Procrastination is my enemy. I know it but I keep inviting him in as if he were my closest friend. I think I do it out of fear; fear that I am not smart enough, experienced enough, talented enough, liked enough or just good enough in general. I am a master at excuses.
Time after time I find my back up against the wall forced to rush through something or not doing something at all because of these petty little fears. My mile long to-do list consists mostly of projects I have started and then got scared that I was not capable of doing this project properly and stopped. I usually blame my lack of ability to complete a project to my ADHD but since I have struggled with this since I was a child, I have gotten pretty good at keeping it (almost, not completely) under control.
Presently Illinois Internal Revenue is on my back. I have always done my tax returns myself.
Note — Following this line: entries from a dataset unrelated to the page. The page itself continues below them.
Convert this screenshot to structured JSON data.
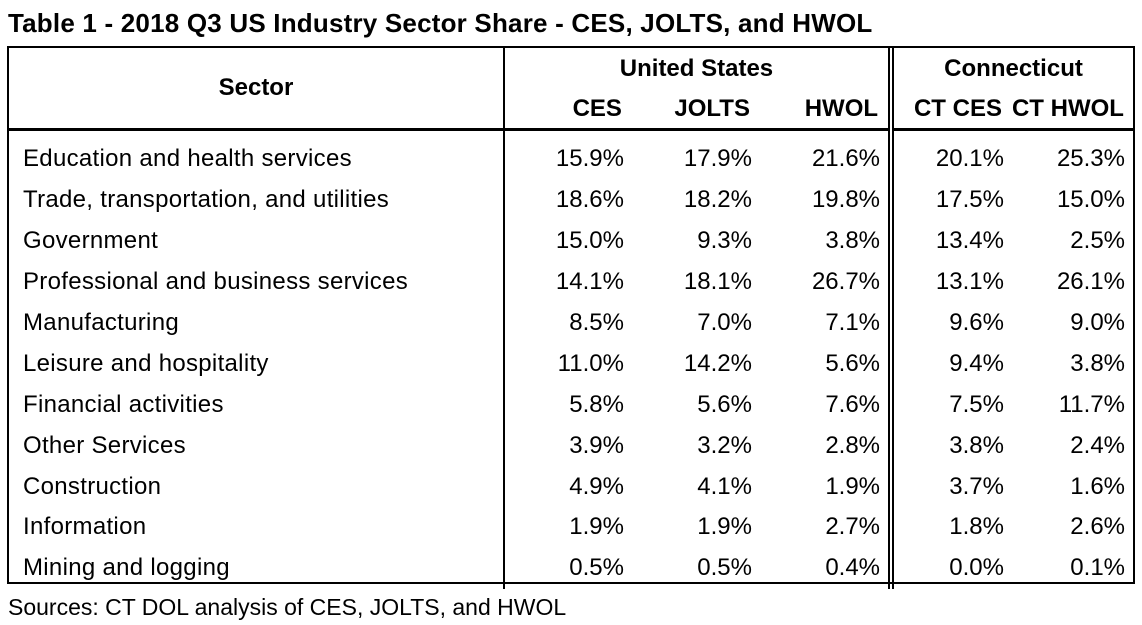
{
  "title": "Table 1 - 2018 Q3 US Industry Sector Share - CES, JOLTS, and HWOL",
  "headers": {
    "sector": "Sector",
    "group_us": "United States",
    "group_ct": "Connecticut",
    "columns": [
      "CES",
      "JOLTS",
      "HWOL",
      "CT CES",
      "CT HWOL"
    ]
  },
  "rows": [
    {
      "sector": "Education and health services",
      "ces": "15.9%",
      "jolts": "17.9%",
      "hwol": "21.6%",
      "ct_ces": "20.1%",
      "ct_hwol": "25.3%"
    },
    {
      "sector": "Trade, transportation, and utilities",
      "ces": "18.6%",
      "jolts": "18.2%",
      "hwol": "19.8%",
      "ct_ces": "17.5%",
      "ct_hwol": "15.0%"
    },
    {
      "sector": "Government",
      "ces": "15.0%",
      "jolts": "9.3%",
      "hwol": "3.8%",
      "ct_ces": "13.4%",
      "ct_hwol": "2.5%"
    },
    {
      "sector": "Professional and business services",
      "ces": "14.1%",
      "jolts": "18.1%",
      "hwol": "26.7%",
      "ct_ces": "13.1%",
      "ct_hwol": "26.1%"
    },
    {
      "sector": "Manufacturing",
      "ces": "8.5%",
      "jolts": "7.0%",
      "hwol": "7.1%",
      "ct_ces": "9.6%",
      "ct_hwol": "9.0%"
    },
    {
      "sector": "Leisure and hospitality",
      "ces": "11.0%",
      "jolts": "14.2%",
      "hwol": "5.6%",
      "ct_ces": "9.4%",
      "ct_hwol": "3.8%"
    },
    {
      "sector": "Financial activities",
      "ces": "5.8%",
      "jolts": "5.6%",
      "hwol": "7.6%",
      "ct_ces": "7.5%",
      "ct_hwol": "11.7%"
    },
    {
      "sector": "Other Services",
      "ces": "3.9%",
      "jolts": "3.2%",
      "hwol": "2.8%",
      "ct_ces": "3.8%",
      "ct_hwol": "2.4%"
    },
    {
      "sector": "Construction",
      "ces": "4.9%",
      "jolts": "4.1%",
      "hwol": "1.9%",
      "ct_ces": "3.7%",
      "ct_hwol": "1.6%"
    },
    {
      "sector": "Information",
      "ces": "1.9%",
      "jolts": "1.9%",
      "hwol": "2.7%",
      "ct_ces": "1.8%",
      "ct_hwol": "2.6%"
    },
    {
      "sector": "Mining and logging",
      "ces": "0.5%",
      "jolts": "0.5%",
      "hwol": "0.4%",
      "ct_ces": "0.0%",
      "ct_hwol": "0.1%"
    }
  ],
  "source": "Sources: CT DOL analysis of CES, JOLTS, and HWOL"
}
This year I decided to use Turbo Tax and of course I waited until the last minute. I had a hell of a time with some of the questions it asked but finally completed it by the due date. I checked answers on the computer but not on the forms themselves. Big mistake.
Three weeks ago Illinois sent me a statement saying my return was wrong and I owe them an additional $346. Damn! I dug my copies out and I couldn't believe some of the numbers on the form. Why hadn't I looked it over better before mailing it? Turbo Tax is suppose to be the expert, not me, so why should I? Now I am going to have to check the numbers on my IRS tax return and completely redo my Illinois form.
As I said, I have had this info for three weeks. Guess I had better stop procrastinating and get to work.